Taylor Farms de Mexico food service salad served at Olive Garden and Red Lobster restaurants is the source of the Cyclospora outbreak that sickened at least 232 people in Iowa and Nebraska. Health officials from those states announced July 30 that a salad mix containing iceberg and romaine lettuces, carrots and red cabbage was the source of the illnesses, but did not release the name of the company that produced it as the tainted salad was no longer in circulation in those states.
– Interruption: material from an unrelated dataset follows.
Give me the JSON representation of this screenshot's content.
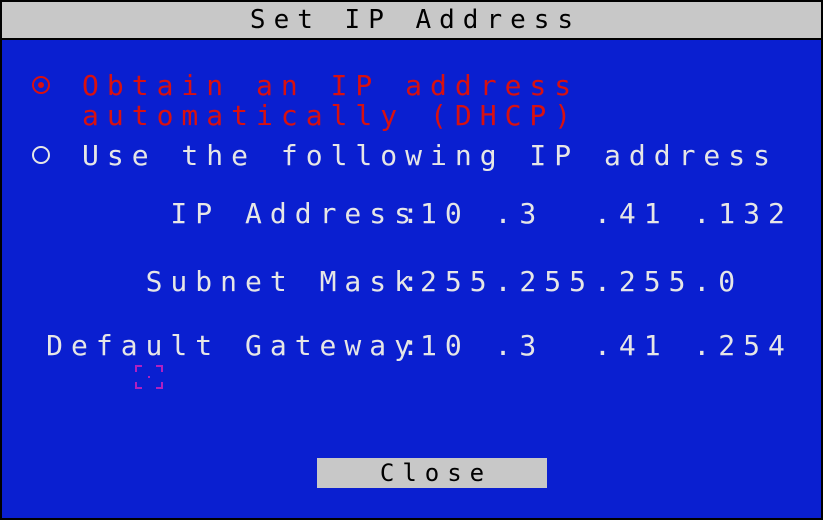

Over the last few days, the U.S. Food and Drug Administration (FDA) has been conducting a traceback investigation of the salad identified by Iowa and Nebraska. The agency today announced that illness clusters at four restaurant sites were all linked to the same supplier, Taylor Farms de Mexico, S. de R.L. de C.V., a processor of foodservice salads. Food Poisoning Bulletin has learned that those restaurants were Red Lobster and Olive Garden locations in Iowa an Nebraska. FDA’s investigation has not implicated consumer packages sold in grocery stores
Cyclospora cases have been reported in 14 other states. It is unclear at this time if the are all related. Sixteen states reported a total of 442 cases of Cyclospora infection to Food Poisoning Bulletin on August 2. By state the case counts are as follows: Iowa (148), Texas (140), Nebraska (84), Florida (25), Wisconsin* (12), Arkansas* (8) New York (6), Illinois* (4) Georgia (4), Missouri (3), Connecticut (2), Louisiana (2), Kansas *(2), Minnesota (1), New Jersey (1), Ohio (1), (*Notes: Arkansas health officials previously believed that one of their cases was not part of the outbreak, but they now believe that all are. Florida has not found a common restaurant or food exposure among its case patients. One of the cases in Illinois was likely exposed while visiting Iowa. One of the cases in Kansas was likely exposed while visiting Nebraska. In Wisconsin, tests on two more cases are pending, and two other cases were determined to have been acquired during travel out of the country. The total number of cases in this story is current per each state today and therefore exceeds the number on the CDC’s most recent update.)